L’organisme Vigie citoyenne Port de Contrecœur et ses bénévoles ont vécu une série de hauts et de bas dans leurs nombreuses démarches au fil des mois, mais voilà qu’ils savourent une victoire dans le dossier du mégaprojet du Port de Montréal.
Le 9 mars dernier, la porte-parole de l’organisme, Hélène Reeves, a notamment fait part de leurs préoccupations concernant des travaux réalisés sur des terrains identifiés comme contaminés par la présence de métaux lourds et de produits pétroliers. Elle a dit craindre que des substances pourraient compromettre la qualité de l’eau en raison du ruissellement vers le fleuve Saint-Laurent et vers la station d’eau potable de Contrecœur, située à environ cinq kilomètres en aval.

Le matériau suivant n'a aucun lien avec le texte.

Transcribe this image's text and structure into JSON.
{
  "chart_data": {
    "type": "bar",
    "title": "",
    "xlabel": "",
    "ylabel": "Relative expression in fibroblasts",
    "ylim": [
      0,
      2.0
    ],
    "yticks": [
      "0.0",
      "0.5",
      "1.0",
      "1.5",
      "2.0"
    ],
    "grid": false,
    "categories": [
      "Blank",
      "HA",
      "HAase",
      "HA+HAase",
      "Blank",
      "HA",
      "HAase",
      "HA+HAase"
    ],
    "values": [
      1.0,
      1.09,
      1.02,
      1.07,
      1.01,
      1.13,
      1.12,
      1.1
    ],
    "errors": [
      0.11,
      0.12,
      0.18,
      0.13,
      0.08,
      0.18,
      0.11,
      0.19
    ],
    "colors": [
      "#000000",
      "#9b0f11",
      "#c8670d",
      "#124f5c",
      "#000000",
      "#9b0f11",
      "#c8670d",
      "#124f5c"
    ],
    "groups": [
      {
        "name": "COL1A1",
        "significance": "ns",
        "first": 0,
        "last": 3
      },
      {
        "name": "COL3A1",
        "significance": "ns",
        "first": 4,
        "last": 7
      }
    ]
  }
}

Par la suite, le député de Pierre-Boucher – Les Patriotes – Verchères, Xavier Barsalou-Duval, a fait adopter à l’unanimité au Comité permanent des transports une motion demandant à l’Administration portuaire de Montréal (APM) de rendre public et de transmettre au Comité, dans un délai de 30 jours, son plan de réhabilitation des terrains contaminés liés à l’expansion du Port de Montréal à Contrecœur.
La motion invite également l’APM à se conformer à l’ensemble des règlements municipaux de Contrecœur et des lois québécoises en matière d’environnement. L’organisme a ajouté à ce sujet que le Port n’a «à ce jour, déposé aucune demande de permis auprès de la Ville ni soumis de plan de réhabilitation au gouvernement du Québec».
«Je suis satisfait de l’adoption à l’unanimité de ma motion par le Comité permanent des Transports. Cette démarche vise à garantir la transparence du processus et à assurer le respect des plus hauts standards environnementaux dans la réalisation du projet portuaire. Je pense que ça envoie un signal clair pour la suite des choses à savoir que les citoyens ont le droit de savoir comment sera géré ce qui affecte leur qualité de vie et leur environnement», a affirmé le député.